F. S. Coburn D.C.L. (March 18, 1871 – May 26, 1960), also known as Frederick Simpson Coburn, was a Canadian painter, illustrator and a photographer of note.

==Career==
Coburn was born in the village of Upper Melbourne in Quebec's Eastern Townships, southeast of Montreal. His talent was recognized early by William Henry Drummond who introduced him to the firm of Notman and Fraser for advice on Coburn's art education. It suggested the Council of Arts and Manufactures School in Montreal where he studied briefly before moving on to the Carl Hecker School of Art in New York, the Royal Academy in Berlin (1890), study with Jean-Léon Gérôme in Paris, then in London, the Slade School of Fine Art, with Henry Tonks. While studying with Tonks, he did paintings for the London Sporting and Dramatic News, and illustrations for the London News.

In 1896, he illustrated the first volume of poetry by William Henry Drummond on rural Quebec society, The Habitant (1897) and to do this, spent weeks living with and sketching habitant families. He later illustrated all of Drummond's works. In 1897, he returned to Europe for additional study with Albrecht de Vriendt at the Institut Supérieur des Beaux-Arts in Belgium. While there, he painted the thatched cottages, cattle, beaches and windmills of Holland as well as Dutch interiors and became fluent in French, German, Dutch and Flemish. In 1898, he won the Belgian Government's "Goot" subsidy, which entitled him to three years of tuition-free study.

Coburn illustrated Louis Fréchette's Christmas in French Canada (1899), followed by the French edition, La Noël au Canada (1900). He later collaborated with G.P. Putnam Company of New York, and illustrated books by authors such as Charles Dickens, Edgar Allan Poe, Alfred Lord Tennyson, and others. He also illustrated magazine articles and covers.

In the early 1900s, Coburn painted still lifes of flowers, portraits, and spring and summer landscapes of the Eastern Townships which were dark in tone. In 1913, he returned to live in Canada after years spent living in Antwerp. In 1914, sketching trips with Maurice Cullen changed the coloration and subject-matter of his work. He began painting oils in full colour and with a study of the effects of light. He specialized in the painting of horse and oxen drawn sleds in Laurentian and Eastern Townships settings.
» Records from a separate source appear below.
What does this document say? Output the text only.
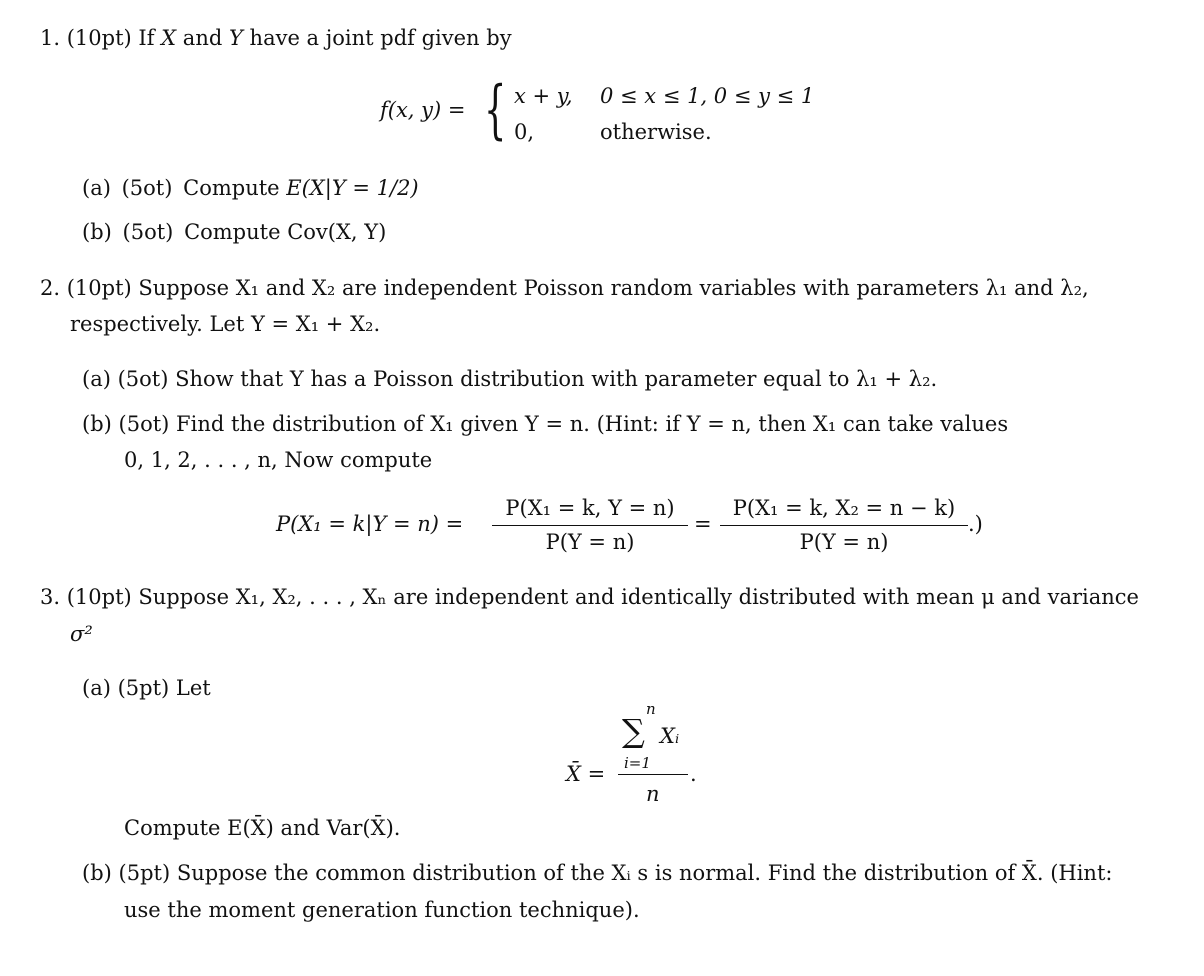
1. (10pt) If X and Y have a joint pdf given by
f(x, y) = { x + y, 0 ≤ x ≤ 1, 0 ≤ y ≤ 1
0,	otherwise.
(a) (5ot) Compute E(X|Y = 1/2)
(b) (5ot) Compute Cov(X, Y)
2. (10pt) Suppose X₁ and X₂ are independent Poisson random variables with parameters λ₁ and λ₂,
respectively. Let Y = X₁ + X₂.
(a) (5ot) Show that Y has a Poisson distribution with parameter equal to λ₁ + λ₂.
(b) (5ot) Find the distribution of X₁ given Y = n. (Hint: if Y = n, then X₁ can take values
0, 1, 2, . . . , n, Now compute
P(X₁ = k|Y = n) =
P(X₁ = k, Y = n)
P(Y = n)
=
P(X₁ = k, X₂ = n − k)
P(Y = n)
.)
3. (10pt) Suppose X₁, X₂, . . . , Xₙ are independent and identically distributed with mean μ and variance
σ²
(a) (5pt) Let
X̄ =
n
∑ Xᵢ
i=1
n
.
Compute E(X̄) and Var(X̄).
(b) (5pt) Suppose the common distribution of the Xᵢ s is normal. Find the distribution of X̄. (Hint:
use the moment generation function technique).
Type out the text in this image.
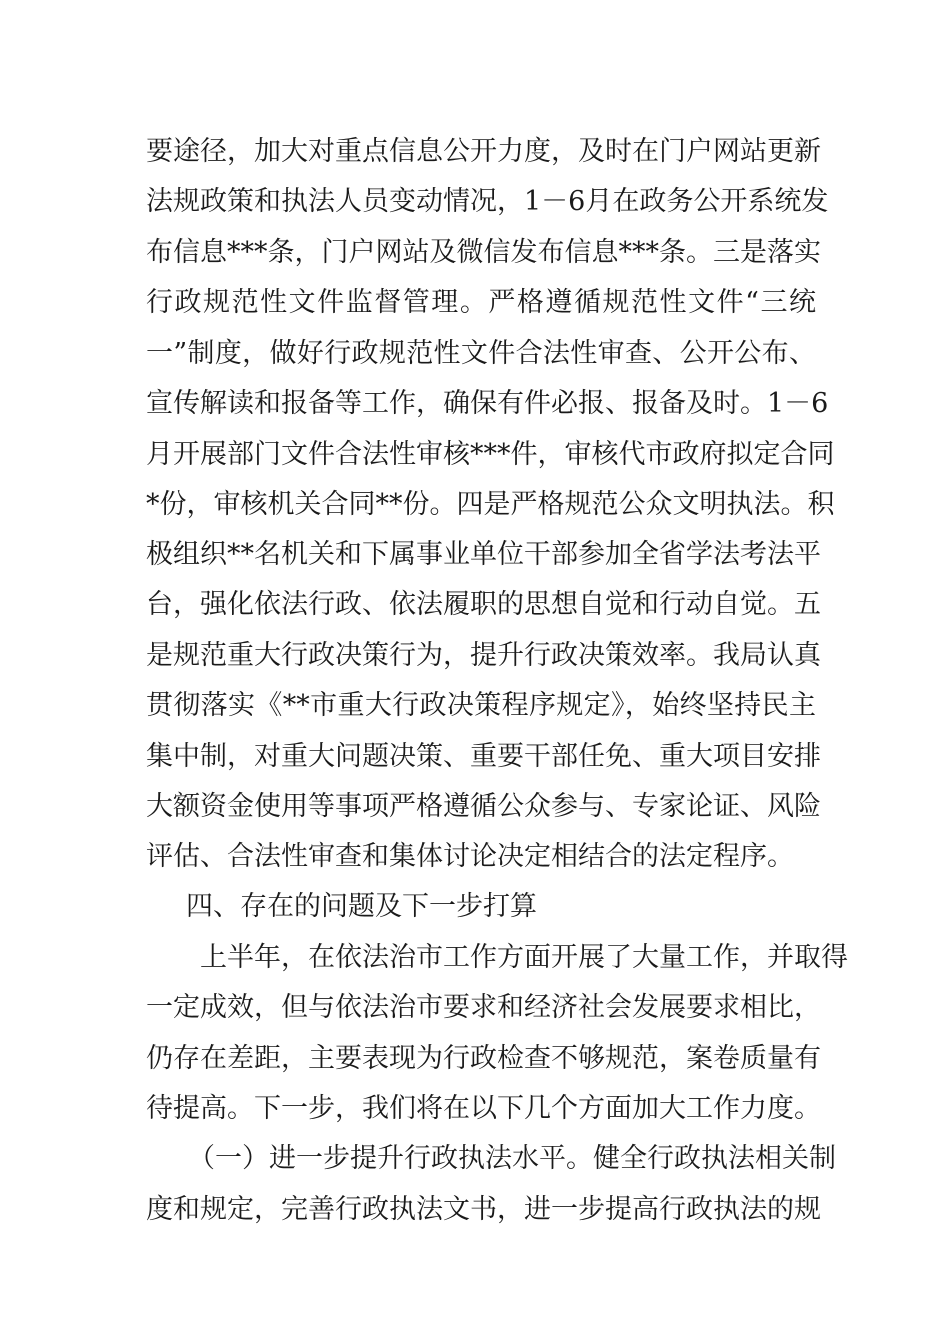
要途径，加大对重点信息公开力度，及时在门户网站更新
法规政策和执法人员变动情况，1－6月在政务公开系统发
布信息***条，门户网站及微信发布信息***条。三是落实
行政规范性文件监督管理。严格遵循规范性文件“三统
一”制度，做好行政规范性文件合法性审查、公开公布、
宣传解读和报备等工作，确保有件必报、报备及时。1－6
月开展部门文件合法性审核***件，审核代市政府拟定合同
*份，审核机关合同**份。四是严格规范公众文明执法。积
极组织**名机关和下属事业单位干部参加全省学法考法平
台，强化依法行政、依法履职的思想自觉和行动自觉。五
是规范重大行政决策行为，提升行政决策效率。我局认真
贯彻落实《**市重大行政决策程序规定》，始终坚持民主
集中制，对重大问题决策、重要干部任免、重大项目安排
大额资金使用等事项严格遵循公众参与、专家论证、风险
评估、合法性审查和集体讨论决定相结合的法定程序。
四、存在的问题及下一步打算
上半年，在依法治市工作方面开展了大量工作，并取得
一定成效，但与依法治市要求和经济社会发展要求相比，
仍存在差距，主要表现为行政检查不够规范，案卷质量有
待提高。下一步，我们将在以下几个方面加大工作力度。
（一）进一步提升行政执法水平。健全行政执法相关制
度和规定，完善行政执法文书，进一步提高行政执法的规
His work was exhibited in Canada and abroad. In 1928, he exhibited two canvases at the Imperial Gallery of Art Exhibition in London, England. In 1929, he won the Art Association of Montreal's Jessie Dow prize for his painting, March Morning. In 1932, the Arts Club of Montreal held a special exhibition of his Drummond illustrations. In 1938, he exhibited two paintings in the Tate Gallery's A Century of Canadian Art exhibition in London. He became a full member of the Royal Canadian Academy of Arts in 1941. He also was a member of the Pen and Pencil Club of Montreal and its President (1942). In 1936, he received an Honorary Doctor of Civil Law conferred upon him by Bishop's University at Lennoxville, Quebec. His work is included in public collections such as the National Gallery, Brisbane, Australia; The Tate, London, England; the National Gallery of Canada and the Sherbrooke Museum; in galleries in Japan; Belgium; Europe; and the USA. A 1940 photograph of a work by Coburn taken by Notman and Fraser is in the collection of the McCord Museum, Montreal.

After his wife's death in 1933, he was inspired by a model named Carlotta and painted her in the dance costumes she created for her performances of the Tango and other dances. Coburn also learned how to dance, and together with Carlotta and her dance partner, Alvarez, he established a dance studio in Montreal. On May 26, 1960, Frederick Simpson Coburn died peacefully in his Melbourne studio at 89 years of age.

==Personal life==
In Antwerp the met his future wife, the Belgian artist, Malvina Scheepers. Together, they established a studio-home in Coburn's village of Upper Melbourne, Quebec and a pied-à-terre in Montreal.